My 20g is almost cycled, so I'm researching fish. I've noticed that a lot of the standard beginner fish (various danios, rasboras, tetras, etc) have wide pH ranges they're comfortable in, but typically only up to 7.5 (with some only up to 7.0). I know that stability of pH tends to matter more than the pH itself, but I assume this is true _within the fish's comfort zone_.

My tank's pH has consistently measured in at about 7.6 (using Toronto tap water). If I want to get some pretty schooling beginner fish (i.e. kyathit danios, harlequin rasboras, etc), how important is it that the pH not go above their comfort range? I also notice that different sites report different pH limits, which could either be interpreted as the limit not mattering that much, or as anything near the limit being meh, regardless of the exact limit. Should I endeavor to lower my pH (maybe by adding an air pump?) if I want these fish, or will they be perfectly happy in 7.6 if I acclimate them slowly after bringing them home?


----------



## BillD (Jun 5, 2006)

For the most part, pH is of little consequence, in my opinion. The thing that usually causes problems with so called pH shock isn't the pH but rather differences in TDS, total dissolved solids. In general terms acidy water tends to be soft, alkaline water tends to be harder. Sudden changes in the TDS can cause osmotic shock, which many believe is the real culprit, when pH shock is blamed.
So, you can question why this isn't a problem in nature when torrential rains raise water level by three or four times their normal levels.

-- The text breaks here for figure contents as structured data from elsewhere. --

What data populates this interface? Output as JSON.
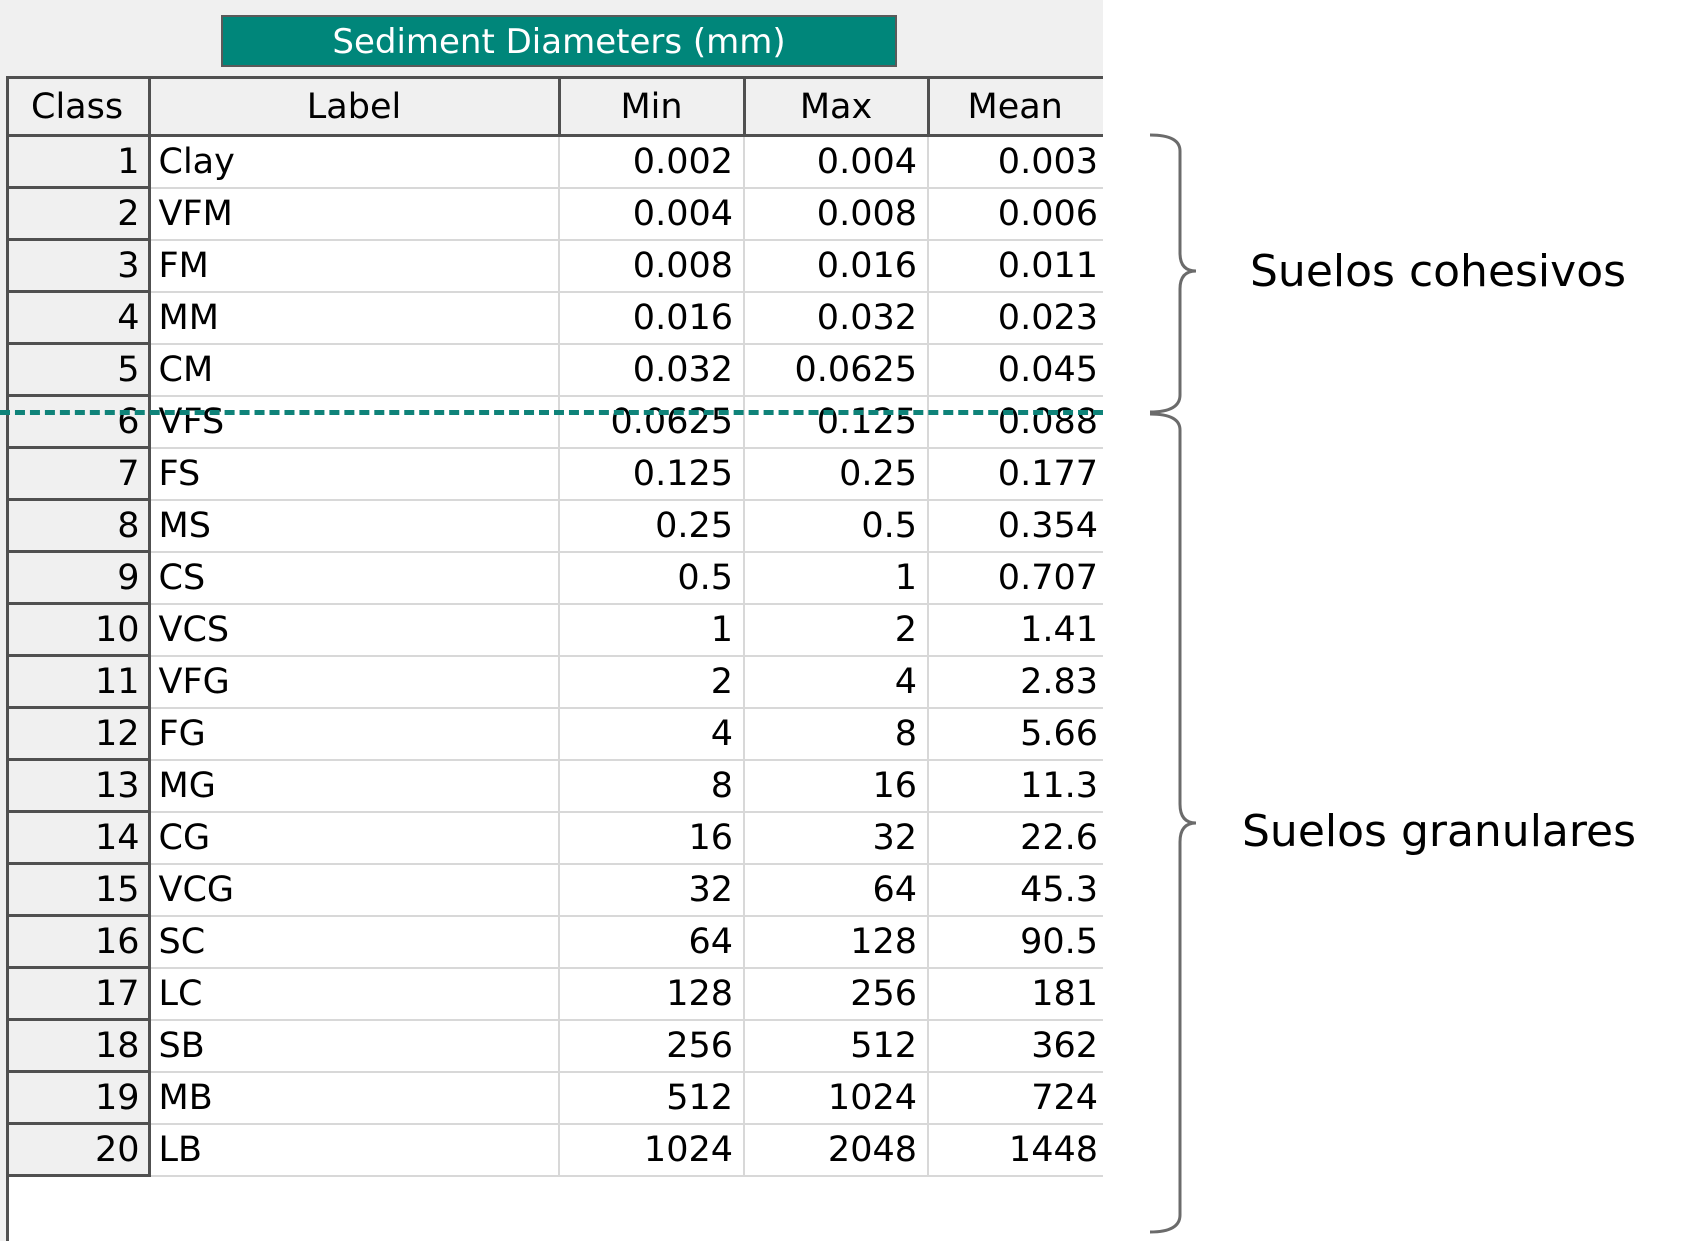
{
  "group_header": "Sediment Diameters (mm)",
  "columns": {
    "class": "Class",
    "label": "Label",
    "min": "Min",
    "max": "Max",
    "mean": "Mean"
  },
  "rows": [
    {
      "class": "1",
      "label": "Clay",
      "min": "0.002",
      "max": "0.004",
      "mean": "0.003"
    },
    {
      "class": "2",
      "label": "VFM",
      "min": "0.004",
      "max": "0.008",
      "mean": "0.006"
    },
    {
      "class": "3",
      "label": "FM",
      "min": "0.008",
      "max": "0.016",
      "mean": "0.011"
    },
    {
      "class": "4",
      "label": "MM",
      "min": "0.016",
      "max": "0.032",
      "mean": "0.023"
    },
    {
      "class": "5",
      "label": "CM",
      "min": "0.032",
      "max": "0.0625",
      "mean": "0.045"
    },
    {
      "class": "6",
      "label": "VFS",
      "min": "0.0625",
      "max": "0.125",
      "mean": "0.088"
    },
    {
      "class": "7",
      "label": "FS",
      "min": "0.125",
      "max": "0.25",
      "mean": "0.177"
    },
    {
      "class": "8",
      "label": "MS",
      "min": "0.25",
      "max": "0.5",
      "mean": "0.354"
    },
    {
      "class": "9",
      "label": "CS",
      "min": "0.5",
      "max": "1",
      "mean": "0.707"
    },
    {
      "class": "10",
      "label": "VCS",
      "min": "1",
      "max": "2",
      "mean": "1.41"
    },
    {
      "class": "11",
      "label": "VFG",
      "min": "2",
      "max": "4",
      "mean": "2.83"
    },
    {
      "class": "12",
      "label": "FG",
      "min": "4",
      "max": "8",
      "mean": "5.66"
    },
    {
      "class": "13",
      "label": "MG",
      "min": "8",
      "max": "16",
      "mean": "11.3"
    },
    {
      "class": "14",
      "label": "CG",
      "min": "16",
      "max": "32",
      "mean": "22.6"
    },
    {
      "class": "15",
      "label": "VCG",
      "min": "32",
      "max": "64",
      "mean": "45.3"
    },
    {
      "class": "16",
      "label": "SC",
      "min": "64",
      "max": "128",
      "mean": "90.5"
    },
    {
      "class": "17",
      "label": "LC",
      "min": "128",
      "max": "256",
      "mean": "181"
    },
    {
      "class": "18",
      "label": "SB",
      "min": "256",
      "max": "512",
      "mean": "362"
    },
    {
      "class": "19",
      "label": "MB",
      "min": "512",
      "max": "1024",
      "mean": "724"
    },
    {
      "class": "20",
      "label": "LB",
      "min": "1024",
      "max": "2048",
      "mean": "1448"
    }
  ],
  "annotations": {
    "cohesive": "Suelos cohesivos",
    "granular": "Suelos granulares"
  },
  "colors": {
    "header_fill": "#00867a",
    "separator": "#0f8379",
    "brace": "#6b6b6b"
  }
}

It happens in areas of Costa Rica several times a year, and the fish survive. You would think the sudden large change in both pH and TDS would have a detrimental effect. The fish seem to survive. From this, one might surmise that the fish in these are more adaptable than some. Regardless, in an aquarium, you need to use the water available to you. You can use it as is or you can play water chemist. Most of us use it as is, and the water from Lake Ontario is suitable for most species we keep, as is, because it isn't particularly hard, while still having some buffering capabilities. 
The other consideration is that most of the fish we buy are tank bred, and often come from water much different than their native waters.Many of the "soft water" fish we keep, readily breed in tap water. That tells me they are thriving.


----------



## solarz (Aug 31, 2010)

alphaparrot said:


> My 20g is almost cycled, so I'm researching fish. I've noticed that a lot of the standard beginner fish (various danios, rasboras, tetras, etc) have wide pH ranges they're comfortable in, but typically only up to 7.5 (with some only up to 7.0). I know that stability of pH tends to matter more than the pH itself, but I assume this is true _within the fish's comfort zone_.
> 
> My tank's pH has consistently measured in at about 7.6 (using Toronto tap water). If I want to get some pretty schooling beginner fish (i.e. kyathit danios, harlequin rasboras, etc), how important is it that the pH not go above their comfort range? I also notice that different sites report different pH limits, which could either be interpreted as the limit not mattering that much, or as anything near the limit being meh, regardless of the exact limit. Should I endeavor to lower my pH (maybe by adding an air pump?) if I want these fish, or will they be perfectly happy in 7.6 if I acclimate them slowly after bringing them home?


I agree with BillD, pH is of little consequence.

There's a lot of misinformation out there, IMO. When I first got interested in Cardinal Tetras, I agonized over pH as well. Turned out I needn't have bothered. The cardinals did just fine over 2-3 years in my pH 8 tank water.

PH is just an indicator, and an unreliable one at that. Most "pH-sensitive" fish are actually just sensitive to the hardness of the water. For example, CO2 will reduce the PH of water without affecting its hardness. The PH swing does not affect fish at all.


----------



## alphaparrot (Nov 28, 2017)

Got it, thanks! That makes sense, and it's a relief to hear I don't need to play with my water's pH for standard beginner fish.


----------